Certains l’ont baptisé le Notre-Dame-des-Landes mexicain. Et les similitudes - aéroport, opposition locale, nature préservée contre béton armé - ne manquent pas. Mais la comparaison a ses limites. Car bien plus qu’une simple plateforme aéroportuaire, le chantier du futur aéroport international de Mexico, (re)lancé en 2014 par le président Peña Nieto et menacé par celui qui pourrait être élu dimanche pour lui succéder, offre une allégorie du Mexique moderne.
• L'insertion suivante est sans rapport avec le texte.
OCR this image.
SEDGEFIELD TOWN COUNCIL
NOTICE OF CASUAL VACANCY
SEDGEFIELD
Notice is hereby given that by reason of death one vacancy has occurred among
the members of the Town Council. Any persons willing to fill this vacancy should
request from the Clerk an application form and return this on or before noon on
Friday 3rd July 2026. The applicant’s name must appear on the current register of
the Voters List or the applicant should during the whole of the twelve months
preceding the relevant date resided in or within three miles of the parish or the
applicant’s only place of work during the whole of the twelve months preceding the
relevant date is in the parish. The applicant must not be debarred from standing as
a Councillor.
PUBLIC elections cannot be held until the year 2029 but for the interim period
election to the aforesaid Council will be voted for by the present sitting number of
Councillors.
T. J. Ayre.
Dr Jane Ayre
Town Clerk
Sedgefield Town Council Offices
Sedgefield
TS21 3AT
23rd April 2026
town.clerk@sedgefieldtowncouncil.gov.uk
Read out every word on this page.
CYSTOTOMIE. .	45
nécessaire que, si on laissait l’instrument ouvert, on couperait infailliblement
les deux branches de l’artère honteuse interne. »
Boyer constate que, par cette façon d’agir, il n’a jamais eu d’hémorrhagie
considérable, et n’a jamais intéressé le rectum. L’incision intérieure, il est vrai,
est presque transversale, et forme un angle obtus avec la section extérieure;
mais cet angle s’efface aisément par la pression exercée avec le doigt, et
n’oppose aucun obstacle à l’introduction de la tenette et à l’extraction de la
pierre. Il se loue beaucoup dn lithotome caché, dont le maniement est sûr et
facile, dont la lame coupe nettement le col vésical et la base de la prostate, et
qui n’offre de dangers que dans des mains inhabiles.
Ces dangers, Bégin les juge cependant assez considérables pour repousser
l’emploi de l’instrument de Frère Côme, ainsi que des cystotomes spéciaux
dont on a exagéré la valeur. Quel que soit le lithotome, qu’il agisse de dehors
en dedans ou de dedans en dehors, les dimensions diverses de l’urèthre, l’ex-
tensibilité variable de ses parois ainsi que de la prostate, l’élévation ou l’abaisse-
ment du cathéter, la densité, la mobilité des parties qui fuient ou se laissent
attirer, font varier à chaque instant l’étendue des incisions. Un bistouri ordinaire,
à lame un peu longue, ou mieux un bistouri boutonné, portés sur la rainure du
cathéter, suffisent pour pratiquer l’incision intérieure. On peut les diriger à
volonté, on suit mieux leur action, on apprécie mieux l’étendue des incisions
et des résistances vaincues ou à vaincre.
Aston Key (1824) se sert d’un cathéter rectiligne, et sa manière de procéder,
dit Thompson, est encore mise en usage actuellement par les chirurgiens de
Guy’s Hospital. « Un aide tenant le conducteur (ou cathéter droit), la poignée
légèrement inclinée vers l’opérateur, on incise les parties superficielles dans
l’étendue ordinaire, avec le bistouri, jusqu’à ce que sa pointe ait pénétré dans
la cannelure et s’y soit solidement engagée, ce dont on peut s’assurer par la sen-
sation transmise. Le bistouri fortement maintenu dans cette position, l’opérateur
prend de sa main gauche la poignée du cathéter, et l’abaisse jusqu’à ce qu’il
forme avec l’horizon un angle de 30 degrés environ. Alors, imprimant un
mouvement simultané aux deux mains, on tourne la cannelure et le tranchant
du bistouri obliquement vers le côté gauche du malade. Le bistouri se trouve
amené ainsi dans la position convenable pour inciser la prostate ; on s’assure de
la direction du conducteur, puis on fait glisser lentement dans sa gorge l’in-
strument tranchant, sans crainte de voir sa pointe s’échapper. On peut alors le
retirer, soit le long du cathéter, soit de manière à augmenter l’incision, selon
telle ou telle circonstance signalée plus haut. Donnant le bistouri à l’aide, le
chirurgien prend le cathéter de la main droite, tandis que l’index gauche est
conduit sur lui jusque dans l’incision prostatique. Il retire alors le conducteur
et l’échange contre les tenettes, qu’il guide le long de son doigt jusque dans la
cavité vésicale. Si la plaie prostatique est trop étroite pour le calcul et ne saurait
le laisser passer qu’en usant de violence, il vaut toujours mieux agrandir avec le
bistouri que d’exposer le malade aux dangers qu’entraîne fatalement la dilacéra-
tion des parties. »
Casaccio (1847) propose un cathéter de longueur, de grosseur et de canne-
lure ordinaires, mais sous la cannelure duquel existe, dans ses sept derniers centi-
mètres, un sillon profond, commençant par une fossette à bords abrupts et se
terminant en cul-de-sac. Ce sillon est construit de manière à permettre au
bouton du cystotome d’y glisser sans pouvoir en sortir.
Un miroir où se reflètent tous les traits de cette nation dysfonctionnelle : corruption, puissance et cupidité de l’oligarchie, violence et impunité, non-respect des lois et des plus modestes.
Septembre 2014. Enrique Peña Nieto dévoile la maquette du NAICM, sigle du nouvel aéroport de la mégapole. Le dirigeant au sourire Colgate, que le magazine Time qualifiait de «sauveur» du Mexique, veut en faire un hub latino-américain, «un symbole de modernité» et son «héritage». Les chiffres du projet, le plus imposant de l'histoire du pays, illustrent cette ambition. La première phase, censée être opérationnelle fin 2020, doit permettre d'accueillir 70 millions de passagers par an, grâce à un terminal de 750 000 mètres carrés et trois pistes capables d'opérer simultanément. Budget estimé : 11,5 milliards d'euros, plus cher que le futur aéroport de Pékin. Dans leur folie des grandeurs, les concepteurs ont imaginé un second volet, au coût encore inconnu. Il porterait la capacité du hub mexicain à 125 millions de voyageurs. Celui d'Atlanta (Etats-Unis), le plus fréquenté au monde, en a accueilli 103 millions en 2017.
«Mafia du pouvoir»
Après trois ans de travaux à un rythme effréné, le terrassement préalable à la construction des pistes touche à sa fin, tout comme les fondations du terminal et de la tour de contrôle. Le ballet des camions et des ouvriers a toutefois nettement ralenti, conséquence de l’incertitude électorale. Car Enrique Peña Nieto, à qui la Constitution interdit de briguer dimanche un second mandat, quittera le pouvoir en décembre. Et son probable successeur, le populiste de gauche Andrés Manuel López Obrador, dit Amlo, s’oppose depuis toujours au projet, qu’il juge surdimensionné, dispendieux et rongé par la corruption.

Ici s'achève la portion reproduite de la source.